CONCEPT Cited by 2 sources
Network round-trip cost¶
The round-trip-time (RTT) floor between an application process and a remote database or RPC service is the unit cost that dominates batch-job throughput whenever a loop does one operation per record. Even with 0.5–2 ms intra-AZ RTT, a sequential loop over N records pays at least N × RTT, bounded below by the speed of light, regardless of how fast the database itself executes each op.
This is the primary force behind bulk operations, push-transform-into-the-warehouse (ELT), pipelining, connection multiplexing, and the general design instinct of "every trip to the DB should carry as much work as it can."
The arithmetic¶
- Per-record loop:
throughput ≤ 1 / RTT. At 1 ms RTT, that's 1,000 records/sec before any CPU work. Adding more CPU or more database capacity doesn't help — the wire is the bottleneck. - Batched loop at batch size C:
throughput ≤ C / RTT. One round trip amortizes C records; tenfold increase in C is a tenfold throughput gain for free (until other limits bite: memory pressure, server-side transaction limits, tail latency of the batch). - Amdahl ceiling. Even after parallelization, the serial dependency chain through the application-to-database round trip sets a hard ceiling. Adding threads reduces wall-clock at the cost of concurrent connections but can't break the per-request RTT floor.
Where it shows up¶
- PL/SQL → application-layer migrations. PL/SQL executes set-based
operations inside the database engine — no RTT between the logic
and the data. Reimplementing the same workload as a Java / Python
service doing
for each row: fetch, transform, writeintroduces N× RTTs that didn't exist in the legacy model. MongoDB's 2025-09-18 post reports 25–30× batch-job slowdown from exactly this shape (Source: sources/2025-09-18-mongodb-modernizing-core-insurance-systems-breaking-the-batch-bottleneck). - OLTP-style counting over billions of records. Canva's Creators payment pipeline hit the same wall in MySQL RDS: one DB round-trip per record, single-threaded sequential scan, stuck events delay everything. The fix was architectural — move to ELT in Snowflake (Source: sources/2024-04-29-canva-scaling-to-count-billions).
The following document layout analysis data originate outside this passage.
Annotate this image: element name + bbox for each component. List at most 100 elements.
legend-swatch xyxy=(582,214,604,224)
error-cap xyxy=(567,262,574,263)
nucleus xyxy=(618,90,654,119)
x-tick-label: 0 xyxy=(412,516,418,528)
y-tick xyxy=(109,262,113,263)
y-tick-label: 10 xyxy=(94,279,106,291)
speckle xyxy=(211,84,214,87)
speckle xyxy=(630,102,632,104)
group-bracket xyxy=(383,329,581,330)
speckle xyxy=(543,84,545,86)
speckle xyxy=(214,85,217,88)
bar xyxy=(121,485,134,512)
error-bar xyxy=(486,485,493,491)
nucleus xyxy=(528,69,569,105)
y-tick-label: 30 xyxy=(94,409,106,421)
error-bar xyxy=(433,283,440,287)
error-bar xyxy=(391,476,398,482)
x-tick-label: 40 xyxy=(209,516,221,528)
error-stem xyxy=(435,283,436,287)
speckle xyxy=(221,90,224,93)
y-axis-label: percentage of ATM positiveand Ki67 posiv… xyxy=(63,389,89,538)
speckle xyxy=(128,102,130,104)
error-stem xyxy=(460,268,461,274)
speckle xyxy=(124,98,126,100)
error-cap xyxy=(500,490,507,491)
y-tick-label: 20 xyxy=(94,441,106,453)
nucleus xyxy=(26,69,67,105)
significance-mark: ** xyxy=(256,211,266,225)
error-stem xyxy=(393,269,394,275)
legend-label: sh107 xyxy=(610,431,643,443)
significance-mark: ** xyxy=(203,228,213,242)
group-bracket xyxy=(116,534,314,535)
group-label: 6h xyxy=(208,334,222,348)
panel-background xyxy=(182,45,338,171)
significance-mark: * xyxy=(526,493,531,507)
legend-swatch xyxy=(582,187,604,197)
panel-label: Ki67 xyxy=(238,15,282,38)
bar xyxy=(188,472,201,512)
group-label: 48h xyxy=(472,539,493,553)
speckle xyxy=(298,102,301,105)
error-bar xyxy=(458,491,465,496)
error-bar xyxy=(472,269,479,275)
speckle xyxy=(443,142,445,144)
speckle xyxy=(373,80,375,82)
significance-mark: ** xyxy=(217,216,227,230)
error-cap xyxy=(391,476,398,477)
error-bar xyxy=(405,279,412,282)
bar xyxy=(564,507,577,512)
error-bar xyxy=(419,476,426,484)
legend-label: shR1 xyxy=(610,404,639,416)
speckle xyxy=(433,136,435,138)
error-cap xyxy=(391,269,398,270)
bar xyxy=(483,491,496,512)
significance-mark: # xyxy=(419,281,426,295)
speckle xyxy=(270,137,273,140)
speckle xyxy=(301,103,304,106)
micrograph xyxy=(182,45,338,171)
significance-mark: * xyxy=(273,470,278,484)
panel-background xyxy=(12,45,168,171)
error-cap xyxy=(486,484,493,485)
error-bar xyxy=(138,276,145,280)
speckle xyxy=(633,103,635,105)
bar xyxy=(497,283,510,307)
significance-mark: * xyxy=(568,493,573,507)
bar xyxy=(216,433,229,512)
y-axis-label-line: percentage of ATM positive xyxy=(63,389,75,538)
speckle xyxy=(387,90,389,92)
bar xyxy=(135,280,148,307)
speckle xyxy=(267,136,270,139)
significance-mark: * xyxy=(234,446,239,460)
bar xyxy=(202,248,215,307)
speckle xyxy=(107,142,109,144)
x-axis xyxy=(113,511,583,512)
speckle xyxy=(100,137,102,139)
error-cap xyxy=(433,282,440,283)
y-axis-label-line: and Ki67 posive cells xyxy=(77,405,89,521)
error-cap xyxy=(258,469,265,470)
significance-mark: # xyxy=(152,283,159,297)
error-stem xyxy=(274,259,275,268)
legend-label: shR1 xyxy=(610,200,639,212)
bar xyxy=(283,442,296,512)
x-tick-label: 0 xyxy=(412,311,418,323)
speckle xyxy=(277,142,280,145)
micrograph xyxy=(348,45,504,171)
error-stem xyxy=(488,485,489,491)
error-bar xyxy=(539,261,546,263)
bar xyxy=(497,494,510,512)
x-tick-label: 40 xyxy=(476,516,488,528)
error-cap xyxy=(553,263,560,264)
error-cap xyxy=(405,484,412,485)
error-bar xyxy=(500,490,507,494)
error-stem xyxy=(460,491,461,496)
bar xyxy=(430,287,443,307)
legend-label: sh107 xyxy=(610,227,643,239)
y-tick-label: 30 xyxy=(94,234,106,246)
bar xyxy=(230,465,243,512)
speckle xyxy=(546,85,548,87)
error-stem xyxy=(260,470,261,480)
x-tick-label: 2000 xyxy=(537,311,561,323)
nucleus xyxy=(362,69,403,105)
- ETL / data-migration jobs. Any pipeline that fetches-transforms- writes per record is a candidate. Chunking into batches of 1k-10k typically wins two to three orders of magnitude.
- Microservice chatter. The same arithmetic applies when one service calls another in a loop. Cap'n Web's promise pipelining (Cloudflare 2025-09-22) is the symmetric fix at the RPC layer: "chain three calls in one round trip instead of three."
- Dashboards that issue per-widget DB queries. Classic N+1 query problem; same underlying force.
Fixes by layer¶
| Layer | Fix |
|---|---|
| Application code | Batch requests, avoid per-record loops, use bulkWrite / multi-key fetches / IN clauses / executor frameworks |
| Client library | Connection pooling, pipelining, HTTP/2 multiplexing |
| Protocol | Promise pipelining, request coalescing, batch-aware RPC |
| Data model | Denormalization to reduce lookup fan-out; embedded documents |
| Architecture | Push the transform to the data (concepts/elt-vs-etl), or to the edge (stored procedures, UDFs, serverless triggers) |
| Infrastructure | Co-locate app + DB (same AZ → sub-ms RTT); cache reference data in-process |
The prefetching corollary¶
When a batch needs to look up reference data (rate tables, policy config, enums), the naïve shape is one lookup per record. The bulk analogue is intelligent prefetching: load the reference table once into an in-process map before the loop, then each record's lookup is in-memory. MongoDB's batch-optimization framework names this explicitly ("Reducing repeated lookups by pre-loading and caching reference data in memory-friendly structures"). Trade-off: balance memory footprint against lookup frequency — broader prefetch wins throughput but costs heap.
Tail-latency interaction¶
Batch operations amortize RTT for the median record but concentrate it at the batch boundary: one slow bulk write delays the whole batch's downstream. Pairing with tail-latency discipline (timeouts, retries, hedged requests) matters at scale. Over-parallelization also risks overloading the server — MongoDB's post lists thread-pool sizing as one of five required tuning dimensions.
Seen in¶
- sources/2025-09-18-mongodb-modernizing-core-insurance-systems-breaking-the-batch-bottleneck — the canonical wiki framing: PL/SQL → Java + MongoDB migration pays 25–30× batch regression from per-record RTT; framework (patterns/bulk-write-batch-optimization) collapses the round-trip cost and in some cases outperforms the legacy baseline by 10–15×.
- sources/2024-04-29-canva-scaling-to-count-billions — same force, different answer: Canva walked away from the application-layer loop entirely and moved the transform into Snowflake + DBT (concepts/elt-vs-etl).